3D Bioprinting Creates Human Tissues and Ends Animal Testing

Published on June 02, 2026 | Translated from Spanish

A team from Newcastle University has developed a 3D bioprinting method capable of producing functional human tissues for drug testing. This represents an advance over animal models, which fail to predict how the human body will react. The goal is to reduce the failure rate of 75% of drugs in clinical trials and offer safer, more affordable treatments for the public.

3D bioprinter creates vibrant red human tissue, replacing animal testing for safe and affordable drugs.

Printed tissues that mimic the real body 🧬

The technique uses human cells cultured in a biocompatible hydrogel, deposited layer by layer to form three-dimensional structures. These mimic the cell density and vascularization of real organs, allowing the toxicity of a compound to be observed before it reaches a patient. Scientists claim the process is scalable and reproducible, which could be integrated into pharmaceutical labs without major infrastructure changes.

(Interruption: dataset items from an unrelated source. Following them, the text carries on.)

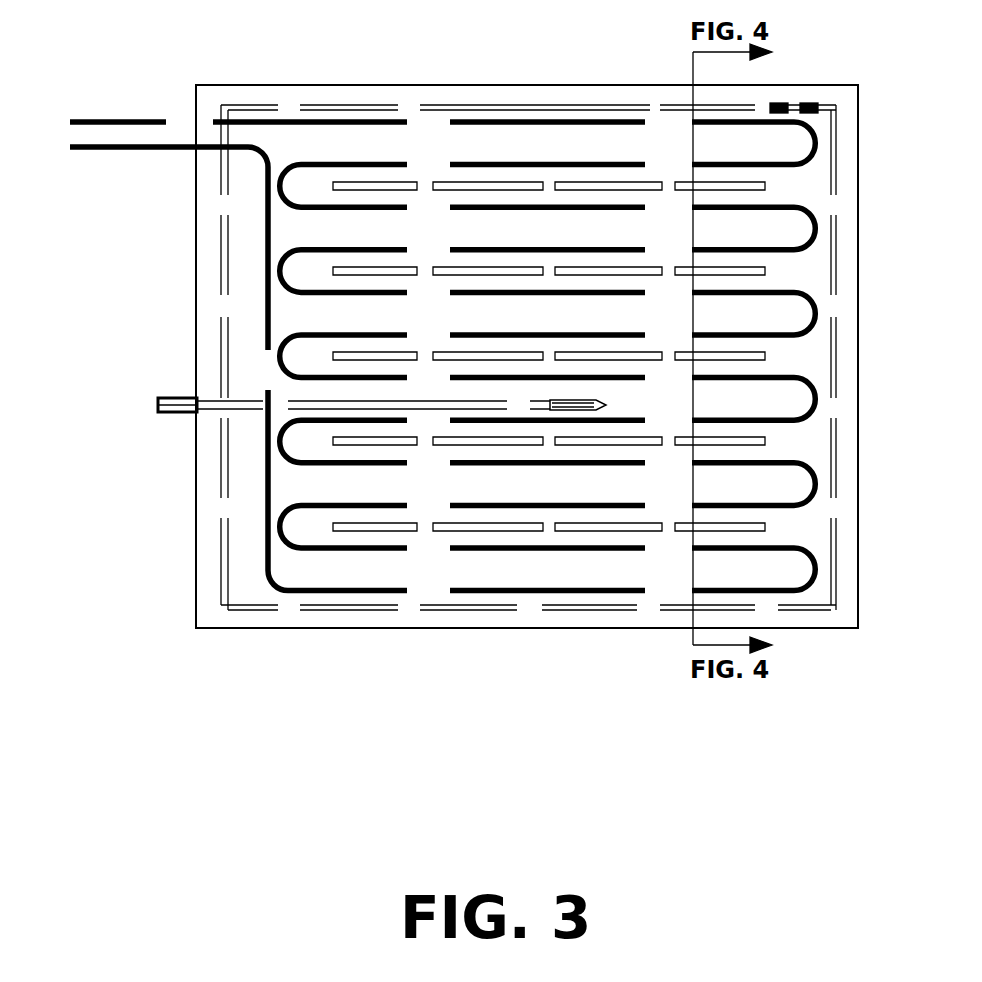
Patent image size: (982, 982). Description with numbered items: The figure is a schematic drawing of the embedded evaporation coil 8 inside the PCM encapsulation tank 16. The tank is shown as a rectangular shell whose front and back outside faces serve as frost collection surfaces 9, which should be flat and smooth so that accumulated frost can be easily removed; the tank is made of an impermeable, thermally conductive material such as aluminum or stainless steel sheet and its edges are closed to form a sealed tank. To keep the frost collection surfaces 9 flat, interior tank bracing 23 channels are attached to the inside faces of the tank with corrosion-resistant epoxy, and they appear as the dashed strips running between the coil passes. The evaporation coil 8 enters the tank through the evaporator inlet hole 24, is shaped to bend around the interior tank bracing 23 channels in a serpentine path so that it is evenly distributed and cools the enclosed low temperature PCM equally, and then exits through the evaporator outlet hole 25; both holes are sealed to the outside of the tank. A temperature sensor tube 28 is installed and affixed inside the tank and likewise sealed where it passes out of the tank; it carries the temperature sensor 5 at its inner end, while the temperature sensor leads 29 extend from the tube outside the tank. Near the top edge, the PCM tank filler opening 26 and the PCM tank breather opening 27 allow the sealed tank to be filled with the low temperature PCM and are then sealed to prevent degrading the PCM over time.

The PCM encapsulation tank 16 is at (196, 86).
The frost collection surface 9 is at (465, 105).
The evaporator inlet hole 24 is at (97, 121).
The evaporator outlet hole 25 is at (92, 148).
The evaporation coil 8 is at (266, 283).
The interior tank bracing 23 is at (500, 530).
The temperature sensor tube 28 is at (250, 401).
The temperature sensor leads 29 is at (158, 404).
The temperature sensor 5 is at (557, 412).
The PCM tank filler opening 26 is at (778, 101).
The PCM tank breather opening 27 is at (811, 101).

Goodbye, mice; hello, artificial meat printers 🐭

Laboratory mice can breathe a sigh of relief: their future as guinea pigs hangs by a thread of biological plastic. The bioprinter doesn't need cages, doesn't complain when you poke it, and never eats the experiment's cookies. That said, it still can't print a liver that can handle a New Year's Eve dinner, but for testing drugs, it will serve without complaint.